# Richtiges Hosting gesucht



## achterbahnfreak (16. August 2016)

Hallo zusammen,

ich habe ein Kleingewerbe, bei dem ich Webseiten für verschiedene Kunden (Privatpersonen & kleine bis mittelgroße Unternehmen) erstelle.

Nun bin ich auf der Suche nach einer geeigneten Lösung für das Hosting. Sämtliche Webseiten (meistens basierend auf einem CMS) möchte ich online auf einem Server entwickeln, so dass der Kunde über einen gewissen Link eben Fortschritte erkennen kann.

Falls der Kunde keine Ahnung vom Hosting hat bzw. keines besitzt, kann er bei mir seine Seite hosten.

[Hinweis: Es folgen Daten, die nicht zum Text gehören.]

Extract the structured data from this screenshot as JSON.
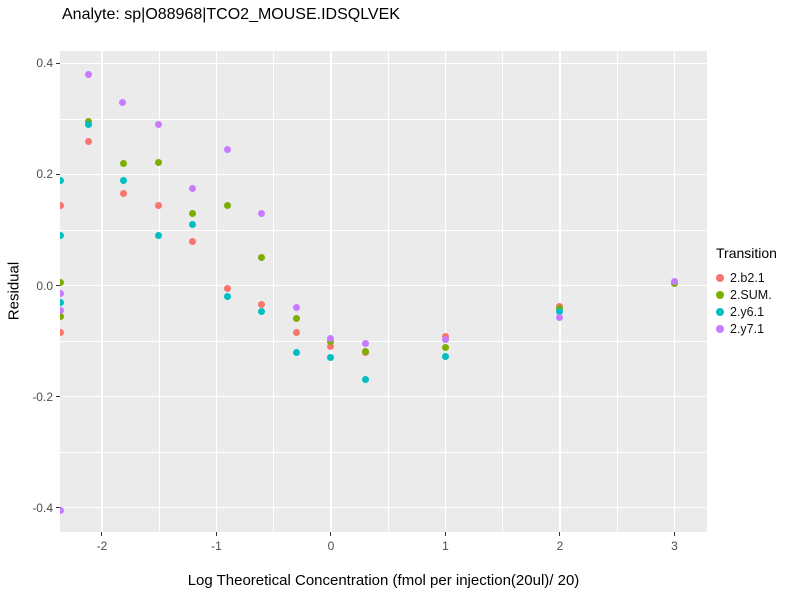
{
  "chart_data": {
    "type": "scatter",
    "title": "Analyte: sp|O88968|TCO2_MOUSE.IDSQLVEK",
    "xlabel": "Log Theoretical Concentration (fmol per injection(20ul)/ 20)",
    "ylabel": "Residual",
    "panel_background": "#EBEBEB",
    "grid_color": "#FFFFFF",
    "x_axis": {
      "domain": [
        -2.3668,
        3.2843
      ],
      "major_ticks": [
        -2,
        -1,
        0,
        1,
        2,
        3
      ],
      "tick_labels": [
        "-2",
        "-1",
        "0",
        "1",
        "2",
        "3"
      ],
      "minor_ticks": [
        -1.5,
        -0.5,
        0.5,
        1.5,
        2.5
      ]
    },
    "y_axis": {
      "domain": [
        -0.4432,
        0.4225
      ],
      "major_ticks": [
        0.4,
        0.2,
        0.0,
        -0.2,
        -0.4
      ],
      "tick_labels": [
        "0.4",
        "0.2",
        "0.0",
        "-0.2",
        "-0.4"
      ],
      "minor_ticks": [
        0.3,
        0.1,
        -0.1,
        -0.3
      ]
    },
    "legend": {
      "title": "Transition",
      "position": "right",
      "entries": [
        "2.b2.1",
        "2.SUM.",
        "2.y6.1",
        "2.y7.1"
      ]
    },
    "series": [
      {
        "name": "2.b2.1",
        "color": "#F8766D",
        "points": [
          [
            -2.3668,
            0.145
          ],
          [
            -2.3668,
            -0.085
          ],
          [
            -2.12,
            0.26
          ],
          [
            -1.81,
            0.165
          ],
          [
            -1.51,
            0.145
          ],
          [
            -1.21,
            0.08
          ],
          [
            -0.9,
            -0.005
          ],
          [
            -0.61,
            -0.035
          ],
          [
            -0.3,
            -0.085
          ],
          [
            0.0,
            -0.11
          ],
          [
            0.3,
            -0.12
          ],
          [
            1.0,
            -0.091
          ],
          [
            2.0,
            -0.038
          ]
        ]
      },
      {
        "name": "2.SUM.",
        "color": "#7CAE00",
        "points": [
          [
            -2.3668,
            0.005
          ],
          [
            -2.3668,
            -0.055
          ],
          [
            -2.12,
            0.295
          ],
          [
            -1.81,
            0.22
          ],
          [
            -1.51,
            0.222
          ],
          [
            -1.21,
            0.13
          ],
          [
            -0.9,
            0.145
          ],
          [
            -0.61,
            0.05
          ],
          [
            -0.3,
            -0.06
          ],
          [
            0.0,
            -0.1
          ],
          [
            0.3,
            -0.118
          ],
          [
            1.0,
            -0.111
          ],
          [
            2.0,
            -0.042
          ],
          [
            3.0,
            0.004
          ]
        ]
      },
      {
        "name": "2.y6.1",
        "color": "#00BFC4",
        "points": [
          [
            -2.3668,
            0.19
          ],
          [
            -2.3668,
            0.09
          ],
          [
            -2.3668,
            -0.03
          ],
          [
            -2.12,
            0.29
          ],
          [
            -1.81,
            0.19
          ],
          [
            -1.51,
            0.09
          ],
          [
            -1.21,
            0.11
          ],
          [
            -0.9,
            -0.02
          ],
          [
            -0.61,
            -0.046
          ],
          [
            -0.3,
            -0.12
          ],
          [
            0.0,
            -0.13
          ],
          [
            0.3,
            -0.17
          ],
          [
            1.0,
            -0.128
          ],
          [
            2.0,
            -0.047
          ]
        ]
      },
      {
        "name": "2.y7.1",
        "color": "#C77CFF",
        "points": [
          [
            -2.3668,
            -0.015
          ],
          [
            -2.3668,
            -0.045
          ],
          [
            -2.3668,
            -0.405
          ],
          [
            -2.12,
            0.38
          ],
          [
            -1.82,
            0.33
          ],
          [
            -1.51,
            0.29
          ],
          [
            -1.21,
            0.175
          ],
          [
            -0.9,
            0.245
          ],
          [
            -0.61,
            0.13
          ],
          [
            -0.3,
            -0.04
          ],
          [
            0.0,
            -0.095
          ],
          [
            0.3,
            -0.105
          ],
          [
            1.0,
            -0.098
          ],
          [
            2.0,
            -0.057
          ],
          [
            3.0,
            0.007
          ]
        ]
      }
    ]
  }
}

Nun die Frage: Was für ein Hosting-Tarif wäre im allgemeinen für MICH richtig? Ein Reseller? 

Danke für eure Hilfe.


----------



## sheel (16. August 2016)

Hi

Also nach der Entwicklung können die Kunden die Seiten "mitnehmen" und selber hosten, oder gegen Bezahlung bei dir.


achterbahnfreak hat gesagt.:


> Ein Reseller?


Genau das bist du dann wohl. Ob man sich aber beim Hoster als Reseller anmelden muss oder nicht bzw. ob das überhaupt Sinn macht hängt ganz vom Hoster und dessen AGB ab...


----------